Lorsque Tony Halton, un américain de retour des Indes, rencontre dans le salon parisien d’une Grande-Duchesse une mystérieuse femme, c’est le coup de foudre réciproque. Au cours du dîner organisé le même soir « à 20h45 » l’idylle est consommée entre les deux amants, mais la jeune femme refuse de révéler son identité. Il la prénommera Ange. Quelques jours plus tard à Genève, Tony Halton retrouve son vieil ami de régiment Frederick Barker devenu un grand diplomate. Ce dernier n’est autre que l’époux de la fascinante Ange, un femme délaissée et dont le couple peine à retrouver un nouveau souffle…
Sorti en 1937, « Angel » revient sur le grand écran dans une version restaurée et distribuée par Swashbuckler Films. On poursuit donc la série de reprises au cinéma des chefs d’œuvres restaurés d’Ernst Lubitsch après « La Huitième femme de Barbe-Bleue » et « Haute pègre » avec cette comédie sombre portée par la grâce de Marlene Dietrich.

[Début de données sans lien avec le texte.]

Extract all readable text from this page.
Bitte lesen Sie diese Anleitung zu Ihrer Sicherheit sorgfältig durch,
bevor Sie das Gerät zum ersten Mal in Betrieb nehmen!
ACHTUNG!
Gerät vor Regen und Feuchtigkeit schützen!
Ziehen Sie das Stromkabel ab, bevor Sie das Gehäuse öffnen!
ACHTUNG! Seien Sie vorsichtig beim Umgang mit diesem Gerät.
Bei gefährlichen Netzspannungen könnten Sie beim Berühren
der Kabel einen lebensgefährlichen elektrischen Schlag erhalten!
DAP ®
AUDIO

Ernst Lubitsch aborde dans ce magnifique film, toujours avec finesse et style, la frustration sexuelle et l’adultère. Le personnage au passé trouble d’Ange – elle est une vieille connaissance de la Grande-Duchesse qui organise dans son salon des rencontres – est une femme insatisfaite par le couple qu’elle forme avec son mari diplomate et frustrée sexuellement. Ce couple installé, qui ne se dispute jamais, cache en fait une flamme éteinte. C’est cette lumière-là que la désillusionnée Lady Barker veut retrouver: séduire, être séduite et plonger dans un tourbillon des sens.
Tout en ellipses et en suggestions, « Ange » est d’une maîtrise scénaristique et formelle éblouissante. Évoquons ce déjeuner où, dans les cuisines, les domestiques comprennent les états sentimentaux et les appétits sexuels du trio amoureux – le mari, la femme et l’amant – rien qu’à leurs assiettes retournées entamées ou pas. Portons nos yeux sur les décors somptueux des palaces parisiens, des intérieurs à Londres et à Genève et sur les costumes de Marlène Dietrich: un raffinement au sommet qui ne comble cependant pas un bonheur incertain et une sexualité qui ne demande qu’à s’épanouir.
« Ange » c’est aussi évidemment son incarnation par Marlene Dietrich avec sa sensualité, son allure mais aussi son regard triste. Elle est entourée du fringant Herbert Marshall, le héros de « Haute pègre » dans le rôle du mari, et de l’amoureux transi Melvyn Douglas dans celui de l’amant. Une grande oeuvre intemporelle dont on n’aurait tort de se priver.